As industrial products become abundant and sophisticated, visual industrial defect detection receives much attention, including two-dimensional and three-dimensional visual feature modeling. Traditional methods use statistical analysis, abnormal data synthesis modeling, and generation-based models to separate product defect features and complete defect detection. Recently, the emergence of foundation models has brought visual and textual semantic prior knowledge. Many methods are based on foundation models (FM) to improve the accuracy of detection, but at the same time, increase model complexity and slow down inference speed. Some FM-based methods have begun to explore lightweight modeling ways, which have gradually attracted attention and deserve to be systematically analyzed. In this paper, we conduct a systematic survey with comparisons and discussions of foundation model methods from different aspects and briefly review non-foundation model (NFM) methods recently published.
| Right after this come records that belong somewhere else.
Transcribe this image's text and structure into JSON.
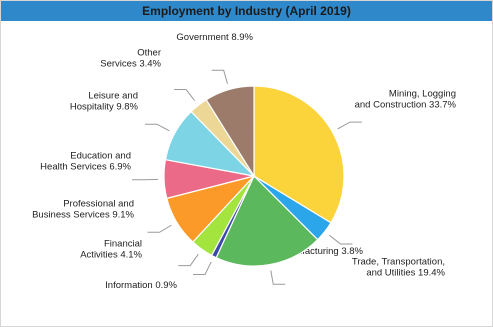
{
  "chart_data": {
    "type": "pie",
    "title": "Employment by Industry (April 2019)",
    "slices": [
      {
        "label_lines": [
          "Mining, Logging",
          "and Construction 33.7%"
        ],
        "value": 33.7,
        "color": "#fbd33a",
        "label_side": "right"
      },
      {
        "label_lines": [
          "Manufacturing 3.8%"
        ],
        "value": 3.8,
        "color": "#2ba6eb",
        "label_side": "right"
      },
      {
        "label_lines": [
          "Trade, Transportation,",
          "and Utilities 19.4%"
        ],
        "value": 19.4,
        "color": "#5cb85c",
        "label_side": "right"
      },
      {
        "label_lines": [
          "Information 0.9%"
        ],
        "value": 0.9,
        "color": "#3b4aa8",
        "label_side": "left"
      },
      {
        "label_lines": [
          "Financial",
          "Activities 4.1%"
        ],
        "value": 4.1,
        "color": "#a4e43f",
        "label_side": "left"
      },
      {
        "label_lines": [
          "Professional and",
          "Business Services 9.1%"
        ],
        "value": 9.1,
        "color": "#fb9a29",
        "label_side": "left"
      },
      {
        "label_lines": [
          "Education and",
          "Health Services 6.9%"
        ],
        "value": 6.9,
        "color": "#eb6a87",
        "label_side": "left"
      },
      {
        "label_lines": [
          "Leisure and",
          "Hospitality 9.8%"
        ],
        "value": 9.8,
        "color": "#7cd4e4",
        "label_side": "left"
      },
      {
        "label_lines": [
          "Other",
          "Services 3.4%"
        ],
        "value": 3.4,
        "color": "#ecd797",
        "label_side": "left"
      },
      {
        "label_lines": [
          "Government 8.9%"
        ],
        "value": 8.9,
        "color": "#9c7b6b",
        "label_side": "left"
      }
    ],
    "start_angle_deg": 0,
    "direction": "clockwise",
    "legend": "none"
  }
}
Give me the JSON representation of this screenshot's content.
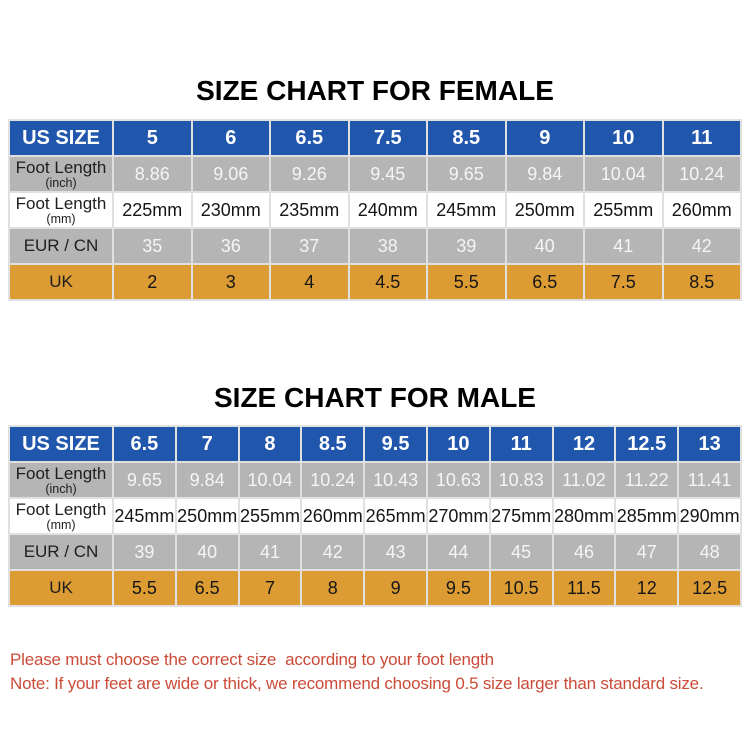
{
  "colors": {
    "header_blue": "#2156ad",
    "row_gray": "#b5b5b5",
    "row_orange": "#dc9c33",
    "note_red": "#cb4b38",
    "title_black": "#000000"
  },
  "female": {
    "title": "SIZE CHART FOR FEMALE",
    "header_label": "US SIZE",
    "us_sizes": [
      "5",
      "6",
      "6.5",
      "7.5",
      "8.5",
      "9",
      "10",
      "11"
    ],
    "rows": [
      {
        "label": "Foot Length",
        "sublabel": "(inch)",
        "style": "gray",
        "values": [
          "8.86",
          "9.06",
          "9.26",
          "9.45",
          "9.65",
          "9.84",
          "10.04",
          "10.24"
        ]
      },
      {
        "label": "Foot Length",
        "sublabel": "(mm)",
        "style": "white",
        "values": [
          "225mm",
          "230mm",
          "235mm",
          "240mm",
          "245mm",
          "250mm",
          "255mm",
          "260mm"
        ]
      },
      {
        "label": "EUR / CN",
        "sublabel": "",
        "style": "gray",
        "values": [
          "35",
          "36",
          "37",
          "38",
          "39",
          "40",
          "41",
          "42"
        ]
      },
      {
        "label": "UK",
        "sublabel": "",
        "style": "orange",
        "values": [
          "2",
          "3",
          "4",
          "4.5",
          "5.5",
          "6.5",
          "7.5",
          "8.5"
        ]
      }
    ]
  },
  "male": {
    "title": "SIZE CHART FOR MALE",
    "header_label": "US SIZE",
    "us_sizes": [
      "6.5",
      "7",
      "8",
      "8.5",
      "9.5",
      "10",
      "11",
      "12",
      "12.5",
      "13"
    ],
    "rows": [
      {
        "label": "Foot Length",
        "sublabel": "(inch)",
        "style": "gray",
        "values": [
          "9.65",
          "9.84",
          "10.04",
          "10.24",
          "10.43",
          "10.63",
          "10.83",
          "11.02",
          "11.22",
          "11.41"
        ]
      },
      {
        "label": "Foot Length",
        "sublabel": "(mm)",
        "style": "white",
        "values": [
          "245mm",
          "250mm",
          "255mm",
          "260mm",
          "265mm",
          "270mm",
          "275mm",
          "280mm",
          "285mm",
          "290mm"
        ]
      },
      {
        "label": "EUR / CN",
        "sublabel": "",
        "style": "gray",
        "values": [
          "39",
          "40",
          "41",
          "42",
          "43",
          "44",
          "45",
          "46",
          "47",
          "48"
        ]
      },
      {
        "label": "UK",
        "sublabel": "",
        "style": "orange",
        "values": [
          "5.5",
          "6.5",
          "7",
          "8",
          "9",
          "9.5",
          "10.5",
          "11.5",
          "12",
          "12.5"
        ]
      }
    ]
  },
  "notes": {
    "line1": "Please must choose the correct size  according to your foot length",
    "line2": "Note: If your feet are wide or thick, we recommend choosing 0.5 size larger than standard size."
  }
}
Furthermore, we discuss the differences between FM and NFM methods from training objectives, model structure and scale, model performance, and potential directions for future exploration. Through comparison, we find FM methods are more suitable for few-shot and zero-shot learning, which are more in line with actual industrial application scenarios and worthy of in-depth research.

Paper Structure

This paper contains 26 sections, 4 figures, 3 tables.

Figures (4)

  • Figure 1: Organization of surveyed methods. We categorize the methods under investigation into two main categories: foundation models and non-foundation models. Each category is further divided into 2D and 3D scenarios. The foundation-model-based methods primarily include methods based on SAM, CLIP, and GPT, while non-foundation-model-based methods are classified into static methods, synthesis-based methods, methods combining 2D RGB and 3D point clouds, and 3D generative methods. Finally, we present the latest methods collected in this survey.
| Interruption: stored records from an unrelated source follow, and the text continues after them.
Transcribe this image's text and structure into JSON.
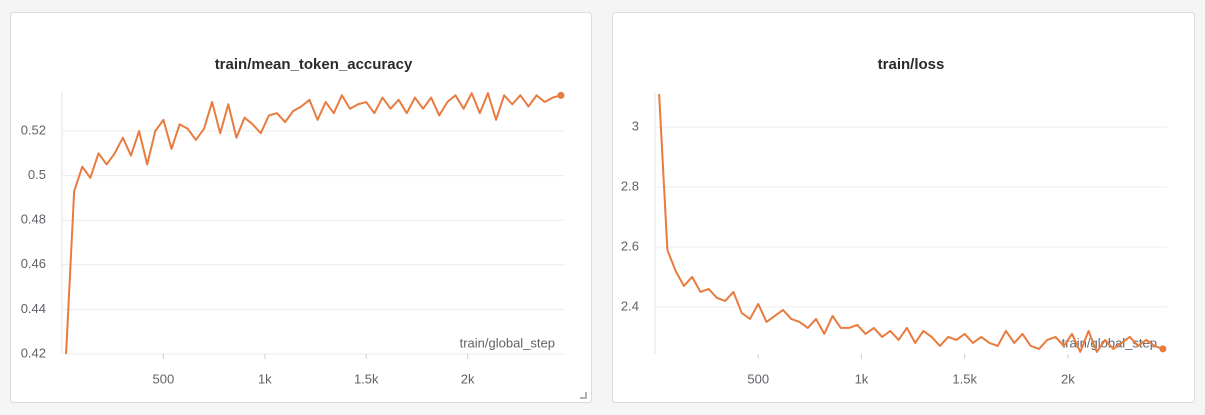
{
  "chart_data": [
    {
      "type": "line",
      "title": "train/mean_token_accuracy",
      "x_label": "train/global_step",
      "x": [
        20,
        60,
        100,
        140,
        180,
        220,
        260,
        300,
        340,
        380,
        420,
        460,
        500,
        540,
        580,
        620,
        660,
        700,
        740,
        780,
        820,
        860,
        900,
        940,
        980,
        1020,
        1060,
        1100,
        1140,
        1180,
        1220,
        1260,
        1300,
        1340,
        1380,
        1420,
        1460,
        1500,
        1540,
        1580,
        1620,
        1660,
        1700,
        1740,
        1780,
        1820,
        1860,
        1900,
        1940,
        1980,
        2020,
        2060,
        2100,
        2140,
        2180,
        2220,
        2260,
        2300,
        2340,
        2380,
        2420,
        2460
      ],
      "series": [
        {
          "name": "train/mean_token_accuracy",
          "color": "#e87b3e",
          "values": [
            0.42,
            0.493,
            0.504,
            0.499,
            0.51,
            0.505,
            0.51,
            0.517,
            0.509,
            0.52,
            0.505,
            0.52,
            0.525,
            0.512,
            0.523,
            0.521,
            0.516,
            0.521,
            0.533,
            0.519,
            0.532,
            0.517,
            0.526,
            0.523,
            0.519,
            0.527,
            0.528,
            0.524,
            0.529,
            0.531,
            0.534,
            0.525,
            0.533,
            0.528,
            0.536,
            0.53,
            0.532,
            0.533,
            0.528,
            0.535,
            0.53,
            0.534,
            0.528,
            0.535,
            0.53,
            0.535,
            0.527,
            0.533,
            0.536,
            0.53,
            0.537,
            0.528,
            0.537,
            0.525,
            0.536,
            0.532,
            0.536,
            0.531,
            0.536,
            0.533,
            0.535,
            0.536
          ]
        }
      ],
      "xlim": [
        0,
        2480
      ],
      "xticks": [
        500,
        {
          "value": 1000,
          "label": "1k"
        },
        {
          "value": 1500,
          "label": "1.5k"
        },
        {
          "value": 2000,
          "label": "2k"
        }
      ],
      "ylim": [
        0.42,
        0.5375
      ],
      "yticks": [
        0.42,
        0.44,
        0.46,
        0.48,
        0.5,
        0.52
      ],
      "grid": true
    },
    {
      "type": "line",
      "title": "train/loss",
      "x_label": "train/global_step",
      "x": [
        20,
        60,
        100,
        140,
        180,
        220,
        260,
        300,
        340,
        380,
        420,
        460,
        500,
        540,
        580,
        620,
        660,
        700,
        740,
        780,
        820,
        860,
        900,
        940,
        980,
        1020,
        1060,
        1100,
        1140,
        1180,
        1220,
        1260,
        1300,
        1340,
        1380,
        1420,
        1460,
        1500,
        1540,
        1580,
        1620,
        1660,
        1700,
        1740,
        1780,
        1820,
        1860,
        1900,
        1940,
        1980,
        2020,
        2060,
        2100,
        2140,
        2180,
        2220,
        2260,
        2300,
        2340,
        2380,
        2420,
        2460
      ],
      "series": [
        {
          "name": "train/loss",
          "color": "#e87b3e",
          "values": [
            3.11,
            2.59,
            2.52,
            2.47,
            2.5,
            2.45,
            2.46,
            2.43,
            2.42,
            2.45,
            2.38,
            2.36,
            2.41,
            2.35,
            2.37,
            2.39,
            2.36,
            2.35,
            2.33,
            2.36,
            2.31,
            2.37,
            2.33,
            2.33,
            2.34,
            2.31,
            2.33,
            2.3,
            2.32,
            2.29,
            2.33,
            2.28,
            2.32,
            2.3,
            2.27,
            2.3,
            2.29,
            2.31,
            2.28,
            2.3,
            2.28,
            2.27,
            2.32,
            2.28,
            2.31,
            2.27,
            2.26,
            2.29,
            2.3,
            2.27,
            2.31,
            2.25,
            2.32,
            2.25,
            2.29,
            2.26,
            2.28,
            2.3,
            2.27,
            2.29,
            2.27,
            2.26
          ]
        }
      ],
      "xlim": [
        0,
        2480
      ],
      "xticks": [
        500,
        {
          "value": 1000,
          "label": "1k"
        },
        {
          "value": 1500,
          "label": "1.5k"
        },
        {
          "value": 2000,
          "label": "2k"
        }
      ],
      "ylim": [
        2.243,
        3.117
      ],
      "yticks": [
        2.4,
        2.6,
        2.8,
        3
      ],
      "grid": true
    }
  ]
}
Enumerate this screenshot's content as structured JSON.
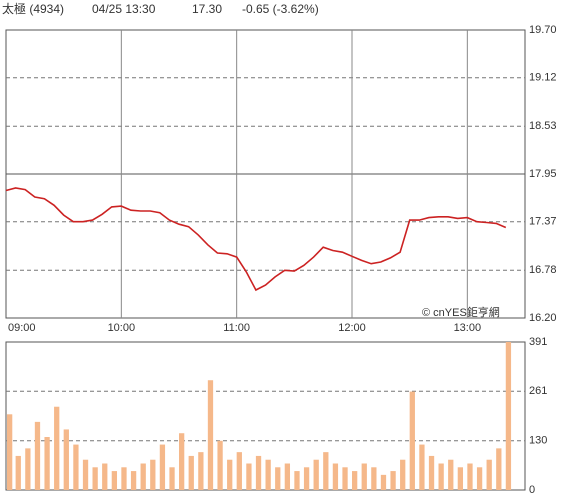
{
  "chart_data": [
    {
      "type": "line",
      "title": "太極 (4934)",
      "subtitle": "04/25 13:30",
      "last": "17.30",
      "change": "-0.65 (-3.62%)",
      "annotation": "© cnYES鉅亨網",
      "header_color": "#22aa22",
      "color": "#cc2222",
      "grid": true,
      "x": [
        "09:00",
        "09:05",
        "09:10",
        "09:15",
        "09:20",
        "09:25",
        "09:30",
        "09:35",
        "09:40",
        "09:45",
        "09:50",
        "09:55",
        "10:00",
        "10:05",
        "10:10",
        "10:15",
        "10:20",
        "10:25",
        "10:30",
        "10:35",
        "10:40",
        "10:45",
        "10:50",
        "10:55",
        "11:00",
        "11:05",
        "11:10",
        "11:15",
        "11:20",
        "11:25",
        "11:30",
        "11:35",
        "11:40",
        "11:45",
        "11:50",
        "11:55",
        "12:00",
        "12:05",
        "12:10",
        "12:15",
        "12:20",
        "12:25",
        "12:30",
        "12:35",
        "12:40",
        "12:45",
        "12:50",
        "12:55",
        "13:00",
        "13:05",
        "13:10",
        "13:15",
        "13:20"
      ],
      "values": [
        17.75,
        17.78,
        17.76,
        17.67,
        17.65,
        17.57,
        17.45,
        17.37,
        17.37,
        17.39,
        17.46,
        17.55,
        17.56,
        17.51,
        17.5,
        17.5,
        17.48,
        17.39,
        17.34,
        17.31,
        17.21,
        17.09,
        16.99,
        16.98,
        16.94,
        16.76,
        16.54,
        16.6,
        16.7,
        16.78,
        16.77,
        16.84,
        16.94,
        17.06,
        17.02,
        17.0,
        16.95,
        16.9,
        16.86,
        16.88,
        16.93,
        17.0,
        17.39,
        17.39,
        17.42,
        17.43,
        17.43,
        17.41,
        17.42,
        17.37,
        17.36,
        17.35,
        17.3
      ],
      "xlim": [
        "09:00",
        "13:30"
      ],
      "xticks": [
        "09:00",
        "10:00",
        "11:00",
        "12:00",
        "13:00"
      ],
      "ylim": [
        16.2,
        19.7
      ],
      "yticks": [
        {
          "value": 16.2,
          "label": "16.20"
        },
        16.78,
        17.37,
        17.95,
        18.53,
        19.12,
        {
          "value": 19.7,
          "label": "19.70"
        }
      ]
    },
    {
      "type": "bar",
      "color": "#f5b88a",
      "grid": true,
      "x": [
        "09:00",
        "09:05",
        "09:10",
        "09:15",
        "09:20",
        "09:25",
        "09:30",
        "09:35",
        "09:40",
        "09:45",
        "09:50",
        "09:55",
        "10:00",
        "10:05",
        "10:10",
        "10:15",
        "10:20",
        "10:25",
        "10:30",
        "10:35",
        "10:40",
        "10:45",
        "10:50",
        "10:55",
        "11:00",
        "11:05",
        "11:10",
        "11:15",
        "11:20",
        "11:25",
        "11:30",
        "11:35",
        "11:40",
        "11:45",
        "11:50",
        "11:55",
        "12:00",
        "12:05",
        "12:10",
        "12:15",
        "12:20",
        "12:25",
        "12:30",
        "12:35",
        "12:40",
        "12:45",
        "12:50",
        "12:55",
        "13:00",
        "13:05",
        "13:10",
        "13:15",
        "13:20"
      ],
      "values": [
        200,
        90,
        110,
        180,
        140,
        220,
        160,
        120,
        80,
        60,
        70,
        50,
        60,
        50,
        70,
        80,
        120,
        60,
        150,
        90,
        100,
        290,
        130,
        80,
        100,
        70,
        90,
        80,
        60,
        70,
        50,
        60,
        80,
        100,
        70,
        60,
        50,
        70,
        60,
        40,
        50,
        80,
        260,
        120,
        90,
        70,
        80,
        60,
        70,
        60,
        80,
        110,
        391
      ],
      "xlim": [
        "09:00",
        "13:30"
      ],
      "ylim": [
        0,
        391
      ],
      "yticks": [
        0,
        130,
        261,
        391
      ]
    }
  ]
}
  • Figure 2: A summary of the comparison between FM and NFM methods. We conduct a systematic comparison of the FM and NFM methods from the following 5 aspects: 1) Model Training Objectives. 2) Model Structure. 3) Model Scale. 4) Model Performance (AUROC Performance, Inference Time, and Computational Complexity). 5) Advantages and Challenges.
  • Figure 3: The left branch is framework of FM methods and the right one is of NFM methods. FM methods are primarily based on FM such as SAM, CLIP and GPT. During training, FM methods design appropriate loss functions to fine-tune the pre-trained foundational models, adapting them to the industrial defect detection domain. In contrast, NFM methods focus on designing task-specific models based on lightweight or specialized network architectures. Some NFM methods also design anomaly synthesis strategies to supplement training data.
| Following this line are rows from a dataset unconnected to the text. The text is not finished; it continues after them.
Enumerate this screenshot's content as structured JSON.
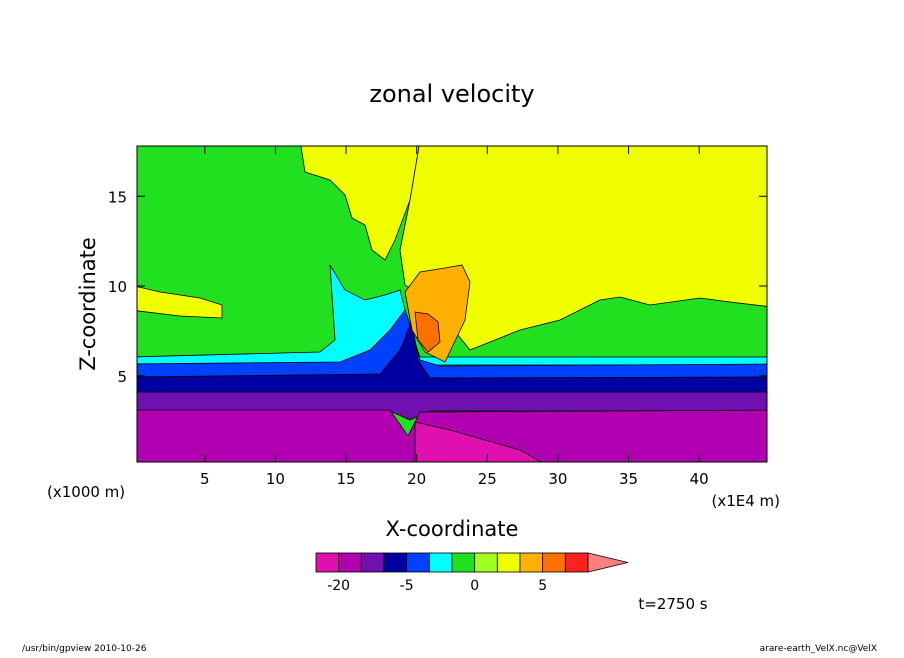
{
  "chart_data": {
    "type": "contour",
    "title": "zonal velocity",
    "xlabel": "X-coordinate",
    "ylabel": "Z-coordinate",
    "x_unit": "(x1E4 m)",
    "y_unit": "(x1000 m)",
    "xlim": [
      0.2,
      44.8
    ],
    "xticks": [
      5,
      10,
      15,
      20,
      25,
      30,
      35,
      40
    ],
    "ylim": [
      0.2,
      17.8
    ],
    "yticks": [
      5,
      10,
      15
    ],
    "colorbar": {
      "levels": [
        -20,
        -15,
        -10,
        -5,
        -2,
        -1,
        0,
        1,
        2,
        5,
        10,
        20
      ],
      "colors": [
        "#e010b0",
        "#b000b0",
        "#7010b0",
        "#0000a0",
        "#0040ff",
        "#00ffff",
        "#20e020",
        "#a0ff20",
        "#f0ff00",
        "#ffb000",
        "#ff7000",
        "#ff2020",
        "#ff8080"
      ],
      "ticks": [
        -20,
        -5,
        0,
        5
      ]
    },
    "time_label": "t=2750 s",
    "footer_left": "/usr/bin/gpview   2010-10-26",
    "footer_right": "arare-earth_VelX.nc@VelX"
  }
}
  • Figure 4: Representative methods along the development of FM and NFM models. The orange box illustrates the evolution of FM methods. WinCLIP introduced the use of prompt ensemble and multi-scale feature extraction with CLIP. Subsequently, SAA+ and Anomaly GPT incorporated SAM and GPT techniques, fostering the exploration of cross-modal approaches exemplified by ClipSAM. 3D FM methods emerged later, with CLIP3D-AD and PointAD focusing on addressing inconsistencies in multimodal data. Recently, 2D FM methods have achieved improvements in inference speed and accuracy, such as STLM based on a teacher-student framework and CLIP-FSAC employing vision-driven textual strategies.The green box presents the progression of NFM methods. The early method Back to the Future proposed handcrafted 3D representations but suffered from low efficiency and accuracy. Diffusion-based approaches, including TransFusion, AnomalyDiffusion, and AnomalyXFusion, effectively addressed these issues. In recent years, 3D generative techniques have been explored, with efforts concentrated on enhancing computational and storage efficiency.